After 2 hours in the doctors office then 2 more hours at the hospital today, we still don't have answers BUT we are in the process of looking in places not yet explored. Dr. Brown (ha, GI with the last name Brown...tacky joke, I know) renewed his vow to me to not stop until he ruled out everything under the sun. He also reminded me how complicated my case is and that he is no closer to knowing what is going on than he was when he first saw me in the hospital. I didn't expect to leave his office with a diagnosis today so I wasn't letdown. I was praying for a plan, and God answered. A plan we have and it involves 'collections' and the Mayo Clinic as well as some blood work and imaging.
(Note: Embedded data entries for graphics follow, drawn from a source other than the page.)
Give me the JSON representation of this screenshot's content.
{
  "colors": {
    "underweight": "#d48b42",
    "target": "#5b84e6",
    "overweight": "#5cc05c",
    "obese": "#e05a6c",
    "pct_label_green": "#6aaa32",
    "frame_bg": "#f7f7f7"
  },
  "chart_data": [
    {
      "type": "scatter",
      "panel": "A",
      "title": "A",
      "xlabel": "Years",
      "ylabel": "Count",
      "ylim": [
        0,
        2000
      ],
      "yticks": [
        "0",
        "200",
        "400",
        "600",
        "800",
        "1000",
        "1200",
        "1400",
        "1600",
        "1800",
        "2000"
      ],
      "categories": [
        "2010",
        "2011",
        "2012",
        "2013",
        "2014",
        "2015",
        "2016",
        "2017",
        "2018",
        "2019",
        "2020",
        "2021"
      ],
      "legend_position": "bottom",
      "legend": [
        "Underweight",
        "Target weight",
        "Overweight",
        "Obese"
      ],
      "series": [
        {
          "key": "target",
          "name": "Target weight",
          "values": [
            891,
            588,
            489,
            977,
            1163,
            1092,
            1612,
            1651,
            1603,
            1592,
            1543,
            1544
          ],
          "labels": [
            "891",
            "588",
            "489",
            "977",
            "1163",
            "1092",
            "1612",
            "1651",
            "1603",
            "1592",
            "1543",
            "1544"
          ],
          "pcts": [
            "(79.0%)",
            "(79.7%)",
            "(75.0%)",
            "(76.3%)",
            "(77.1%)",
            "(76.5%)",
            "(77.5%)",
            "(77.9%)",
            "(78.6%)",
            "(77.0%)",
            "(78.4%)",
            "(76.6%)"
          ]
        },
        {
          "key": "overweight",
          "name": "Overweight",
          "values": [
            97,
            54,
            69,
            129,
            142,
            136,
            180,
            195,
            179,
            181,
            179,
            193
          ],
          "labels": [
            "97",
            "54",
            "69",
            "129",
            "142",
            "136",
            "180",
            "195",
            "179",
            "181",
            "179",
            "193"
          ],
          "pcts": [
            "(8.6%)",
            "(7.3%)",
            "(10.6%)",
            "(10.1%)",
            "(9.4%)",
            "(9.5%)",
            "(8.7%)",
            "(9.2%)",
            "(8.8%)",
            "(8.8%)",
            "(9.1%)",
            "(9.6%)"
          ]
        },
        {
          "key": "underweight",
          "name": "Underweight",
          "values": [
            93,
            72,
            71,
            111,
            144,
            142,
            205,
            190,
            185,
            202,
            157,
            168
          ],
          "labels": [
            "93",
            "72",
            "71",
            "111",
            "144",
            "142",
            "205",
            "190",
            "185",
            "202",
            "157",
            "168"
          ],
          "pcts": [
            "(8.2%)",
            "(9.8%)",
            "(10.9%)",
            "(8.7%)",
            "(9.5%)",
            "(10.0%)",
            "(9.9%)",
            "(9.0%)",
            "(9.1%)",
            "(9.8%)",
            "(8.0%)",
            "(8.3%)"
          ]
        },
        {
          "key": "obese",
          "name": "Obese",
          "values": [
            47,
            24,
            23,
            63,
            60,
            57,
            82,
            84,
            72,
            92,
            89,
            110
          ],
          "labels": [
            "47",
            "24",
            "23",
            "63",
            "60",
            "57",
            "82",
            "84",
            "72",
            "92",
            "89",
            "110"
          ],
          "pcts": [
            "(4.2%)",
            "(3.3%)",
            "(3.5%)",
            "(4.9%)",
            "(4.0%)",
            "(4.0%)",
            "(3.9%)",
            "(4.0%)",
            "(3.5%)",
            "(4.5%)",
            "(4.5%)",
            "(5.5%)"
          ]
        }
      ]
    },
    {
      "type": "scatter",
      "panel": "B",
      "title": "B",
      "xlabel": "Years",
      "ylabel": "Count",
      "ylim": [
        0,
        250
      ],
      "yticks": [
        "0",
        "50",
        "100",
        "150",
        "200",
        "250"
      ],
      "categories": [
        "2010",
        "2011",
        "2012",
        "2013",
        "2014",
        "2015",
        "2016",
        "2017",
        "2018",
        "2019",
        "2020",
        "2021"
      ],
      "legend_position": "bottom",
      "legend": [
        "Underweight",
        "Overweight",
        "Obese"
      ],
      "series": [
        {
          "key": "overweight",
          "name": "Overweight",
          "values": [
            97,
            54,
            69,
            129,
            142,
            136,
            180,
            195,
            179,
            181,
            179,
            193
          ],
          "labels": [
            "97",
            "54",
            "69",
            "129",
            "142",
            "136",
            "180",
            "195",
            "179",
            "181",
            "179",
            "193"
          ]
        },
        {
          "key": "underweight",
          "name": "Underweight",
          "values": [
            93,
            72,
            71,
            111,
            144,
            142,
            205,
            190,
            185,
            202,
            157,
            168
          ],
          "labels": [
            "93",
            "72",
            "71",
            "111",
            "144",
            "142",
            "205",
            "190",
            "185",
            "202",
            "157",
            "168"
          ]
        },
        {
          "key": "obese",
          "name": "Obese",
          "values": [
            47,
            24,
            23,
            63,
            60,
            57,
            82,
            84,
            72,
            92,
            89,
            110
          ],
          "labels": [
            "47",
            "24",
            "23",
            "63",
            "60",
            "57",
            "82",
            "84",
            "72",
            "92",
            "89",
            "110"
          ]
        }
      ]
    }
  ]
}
I have a few more visits to the hospital to make this weekend and Monday so I have to keep on my lovely hospital bracelet...should make for interesting discussions when in the presence of unknowing folks. At this point, I really don't care. If you know me enough to inquire about a hospital bracelet and don't at least *think* something is going on then you are blind as a damn bat.
I am tired, frustrated, uncomfortable, scared and ready to have my life back but I am not hopeless and that makes the rest of it a wee bit easier to handle.
And to answer the question everyone asks when I go to the doctor...today's weight was 119 before deductions for shoes and clothes...so almost 30 pounds in 3ish months.